Inner Nineveh Fasts
Jonah 3:7 - A Neville Goddard interpretation
Read Jonah 3 in context
Scripture Focus
Biblical Context
Jonah 3:7 records a royal proclamation commanding fasting for people and beasts. It signals a turning away from old appetites and habitual fear, inviting inner repentance.
Neville's Inner Vision
Within Neville's language, the king and nobles symbolize the higher states of consciousness ruling over the city of Nineveh—the totality of your inner life. The decree to starve man and beast of food is not a historical ordinance but a symbolic act: you suspend the old feedings of fear, doubt, and impulse, and you suspend the story that your sense-world must stay the same. When you dwell on this verse, you imagine that the I AM, the inner ruler, proclaims a fasting across all levels of your experience—mind, body, and will. The beasts represent your ungoverned instincts; by commanding them not to feed, you demonstrate to yourself that you can refuse to nourish inferiority or external conditions with your attention. Repentance becomes a turning of attention, a shift from external cause to the inner state that causes results.

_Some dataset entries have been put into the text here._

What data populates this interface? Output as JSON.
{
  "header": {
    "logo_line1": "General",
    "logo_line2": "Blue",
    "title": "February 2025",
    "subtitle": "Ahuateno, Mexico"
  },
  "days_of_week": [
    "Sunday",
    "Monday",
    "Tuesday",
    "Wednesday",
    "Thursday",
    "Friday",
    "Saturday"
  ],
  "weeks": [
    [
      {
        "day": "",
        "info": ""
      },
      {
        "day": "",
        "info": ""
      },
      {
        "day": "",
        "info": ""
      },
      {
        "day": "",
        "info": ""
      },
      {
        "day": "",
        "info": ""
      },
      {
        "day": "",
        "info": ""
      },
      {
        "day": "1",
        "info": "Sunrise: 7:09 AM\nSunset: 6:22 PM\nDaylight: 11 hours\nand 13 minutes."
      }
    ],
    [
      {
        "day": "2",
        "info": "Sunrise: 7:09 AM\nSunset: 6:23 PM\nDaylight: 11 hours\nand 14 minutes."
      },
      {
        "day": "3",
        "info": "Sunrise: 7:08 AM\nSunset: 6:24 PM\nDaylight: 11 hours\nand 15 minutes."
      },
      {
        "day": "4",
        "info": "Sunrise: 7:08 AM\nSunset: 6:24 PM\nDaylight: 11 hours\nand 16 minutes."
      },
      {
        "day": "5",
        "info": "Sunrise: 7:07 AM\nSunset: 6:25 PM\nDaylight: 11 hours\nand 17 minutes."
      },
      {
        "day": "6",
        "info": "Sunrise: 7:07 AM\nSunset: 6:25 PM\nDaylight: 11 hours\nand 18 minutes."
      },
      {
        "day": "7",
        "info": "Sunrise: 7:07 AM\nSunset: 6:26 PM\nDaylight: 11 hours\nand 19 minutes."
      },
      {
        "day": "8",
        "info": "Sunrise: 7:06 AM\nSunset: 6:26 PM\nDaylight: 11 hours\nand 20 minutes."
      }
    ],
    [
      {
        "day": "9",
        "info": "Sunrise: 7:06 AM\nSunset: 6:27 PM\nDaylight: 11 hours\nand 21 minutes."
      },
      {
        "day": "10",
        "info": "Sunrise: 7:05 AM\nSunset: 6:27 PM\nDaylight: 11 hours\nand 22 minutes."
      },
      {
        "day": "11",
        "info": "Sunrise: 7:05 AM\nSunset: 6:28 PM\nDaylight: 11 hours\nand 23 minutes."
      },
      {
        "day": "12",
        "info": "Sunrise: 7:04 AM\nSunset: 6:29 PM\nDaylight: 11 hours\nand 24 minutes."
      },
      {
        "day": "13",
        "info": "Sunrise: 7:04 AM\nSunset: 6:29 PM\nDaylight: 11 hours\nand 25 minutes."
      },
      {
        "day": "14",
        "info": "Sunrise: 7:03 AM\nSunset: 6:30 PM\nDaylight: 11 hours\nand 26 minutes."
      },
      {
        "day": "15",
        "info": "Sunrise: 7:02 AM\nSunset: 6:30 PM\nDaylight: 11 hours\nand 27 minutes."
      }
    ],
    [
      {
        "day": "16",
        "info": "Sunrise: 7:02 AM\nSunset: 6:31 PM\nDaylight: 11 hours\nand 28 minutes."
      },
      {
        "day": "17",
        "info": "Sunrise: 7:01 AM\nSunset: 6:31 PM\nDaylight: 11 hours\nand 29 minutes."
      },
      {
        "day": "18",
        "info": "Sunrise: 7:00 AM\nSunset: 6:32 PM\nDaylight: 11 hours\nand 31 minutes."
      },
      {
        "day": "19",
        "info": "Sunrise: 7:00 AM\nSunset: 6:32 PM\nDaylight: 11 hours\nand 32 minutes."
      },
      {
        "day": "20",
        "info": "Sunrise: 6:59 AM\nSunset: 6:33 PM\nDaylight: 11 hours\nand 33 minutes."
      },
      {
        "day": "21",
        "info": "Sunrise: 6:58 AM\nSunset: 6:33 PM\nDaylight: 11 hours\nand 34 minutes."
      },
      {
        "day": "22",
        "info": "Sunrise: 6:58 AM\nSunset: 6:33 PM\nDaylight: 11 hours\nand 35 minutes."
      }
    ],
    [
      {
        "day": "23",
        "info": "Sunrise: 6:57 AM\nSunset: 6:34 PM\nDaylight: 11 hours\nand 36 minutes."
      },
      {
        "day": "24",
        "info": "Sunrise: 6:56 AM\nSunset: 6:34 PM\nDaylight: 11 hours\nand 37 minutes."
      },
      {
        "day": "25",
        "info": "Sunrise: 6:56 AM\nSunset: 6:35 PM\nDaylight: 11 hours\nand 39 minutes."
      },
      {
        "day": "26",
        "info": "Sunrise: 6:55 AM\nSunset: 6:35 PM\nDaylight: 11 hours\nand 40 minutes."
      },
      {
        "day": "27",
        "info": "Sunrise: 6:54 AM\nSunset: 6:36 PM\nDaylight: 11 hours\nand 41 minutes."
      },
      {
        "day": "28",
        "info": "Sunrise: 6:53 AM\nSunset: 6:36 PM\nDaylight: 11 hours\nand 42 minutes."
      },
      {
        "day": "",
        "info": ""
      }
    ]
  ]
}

The “decree of the king and nobles” is your revised assumption, a memorable moment when you decide, 'From this moment, I will feed imagination and possibility, not limitation.' The city Nineveh becomes your transformed life; the response is mercy when you align with the end you want, not with fear.
Practice This Now
Assume the inner decree now: 'I will feed only imagination and the I AM within me.' Sit with closed eyes, bless the impulse to fear, and feel those cravings drying up as the new state takes hold.